L’Inspecteur général des finances de la RDC, Jules Alingete, multiplie depuis le début de nos révélations les sorties musclées, assurant qu’il s’emploie plus que jamais à lutter contre la corruption, le blanchiment de capitaux et le détournement de fonds publics, avec la bénédiction de Félix Tshisekedi. En bon héraut de l’anticorruption, l’actuel chef de l’État a d’ailleurs, depuis le 16 novembre, un amphithéâtre à son nom au siège de l’Inspection générale des finances.

Dans l'entourage du successeur de Joseph Kabila, tout le monde n'est pourtant pas irréprochable. Les millions de documents bancaires obtenus par PLAAF et Mediapart, combinés à des enquêtes auprès d’entrepreneurs et d’acteurs économiques publics et privés démontrent qu’au moins deux proches collaborateurs du président ont continué de faire des affaires après avoir pris leurs fonctions. Des activités contraires pour certaines d’entre elles au code de conduite des agents publics congolais.

L'alternance politique à la tête de l'Etat congolais s'est-elle doublée d'un changement réel dans les pratiques de ses hauts représentants? Ces deux exemples sèment le doute.

Le conseiller spécial Jean-Claude Kabongo et ses quatre sociétés
Est-ce à force de fréquenter les lobbies de grands hôtels dans le cadre de ses fonctions ? Jean-Claude Kabongo, conseiller spécial du président Tshisekedi, a manifestement un certain goût pour le luxe. Propriétaire d’une villa à Miami (revendue en 2019), locataire d’un appartement sur l’avenue Montaigne à Paris, smartphone siglé Porsche… Sa photo de profil Whatsapp est un cigare Partagas.

Depuis 2019, il occupe donc des fonctions stratégiques au sein de l’état-major de Félix Tshiskedi. En tant que conseiller spécial chargé des investissements, il a la main sur plusieurs dossiers hautement sensibles, dont celui du barrage d’Inga III (un projet de gigantesque barrage hydroélectrique sur le fleuve Congo) ou celui d’extension de la capitale congolaise (le projet « Kitoko », qui devrait être réalisé par un consortium égyptien). Il a œuvré au rapprochement économique avec le patronat marocain ou encore à la visite de la délégation présidentielle congolaise à Doha au Qatar.

Entrepreneur dans le trading pétrolier avant d’être nommé conseiller, il a officiellement cessé ses activités en entrant au service de l’État.
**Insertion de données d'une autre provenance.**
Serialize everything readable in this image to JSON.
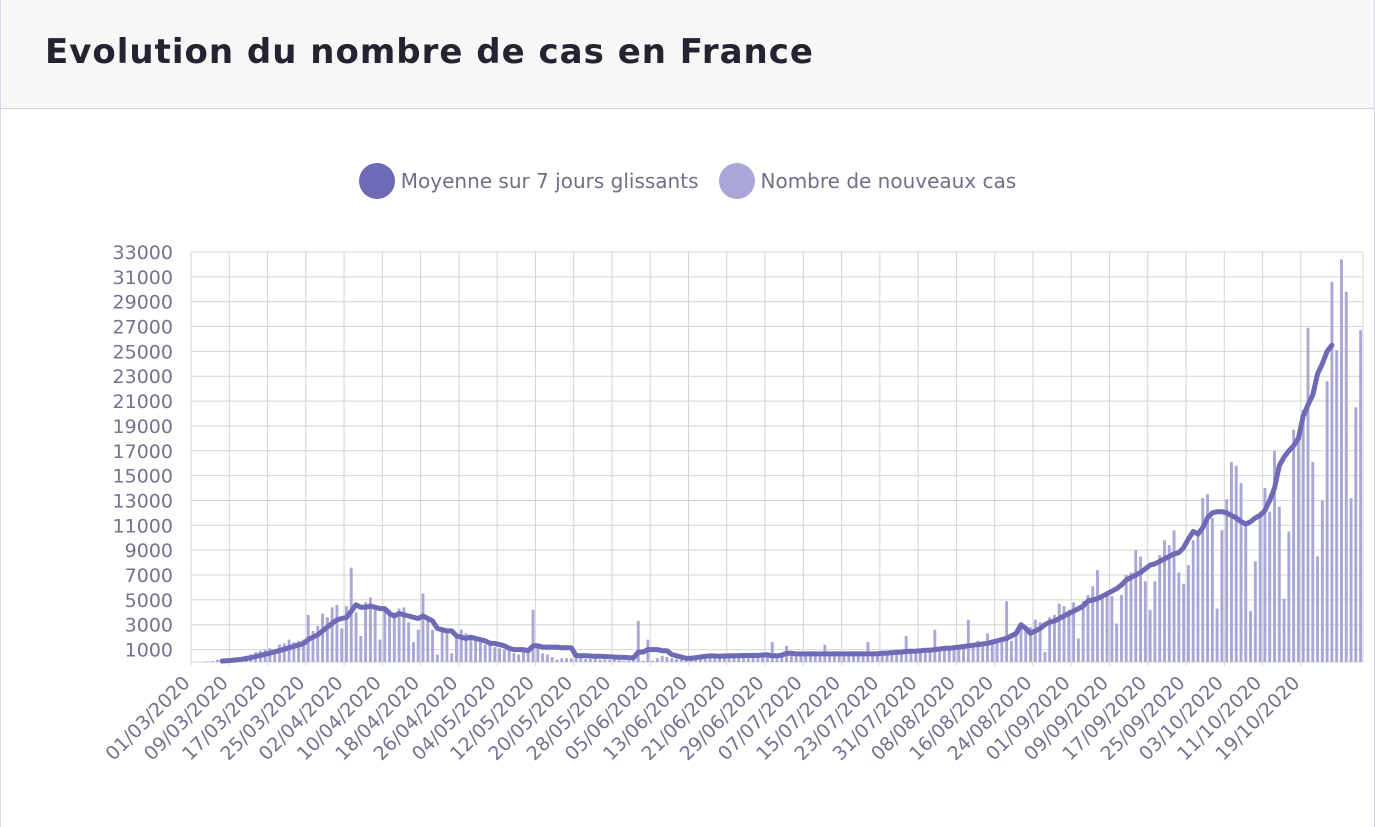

En mars 2021, il « assur[ait] avec force » à la publication spécialisée Africa Intelligence « s'être retiré des affaires de sa société [de trading pétrolier, ATOL] pour se consacrer entièrement à ses fonctions de conseiller spécial ». Interrogé par Mediapart et ses partenaires en septembre 2021, il réaffirmait s’être « désengagé » de ses « anciennes affaires commerciales ».

En réalité, pour le conseiller Kabongo, le business continue.

S’il a bien démissionné de ses fonctions au sein de sa société African Trading Oil (basée au Royaume-Uni) avant qu’elle ne soit dissoute en octobre 2020, le nom de Jean-Claude Kabongo apparaît toujours comme directeur de quatre sociétés enregistrées au registre du commerce congolais : JCK Holding, JCK Trading, JCK Consulting et la Société générale de transit (SOGET).

Détail embarrassant : selon ses statuts, l’actionnaire majoritaire de la SOGET de Jean-Claude Kabongo est l’entreprise Orion Oil, dont le patron Lucien Ebata, un proche du président de l’autre Congo, Denis Sassou Nguesso, a été mis en examen en France en octobre 2021 pour « manquement à l’obligation de déclaration de capitaux, blanchiment et corruption active ».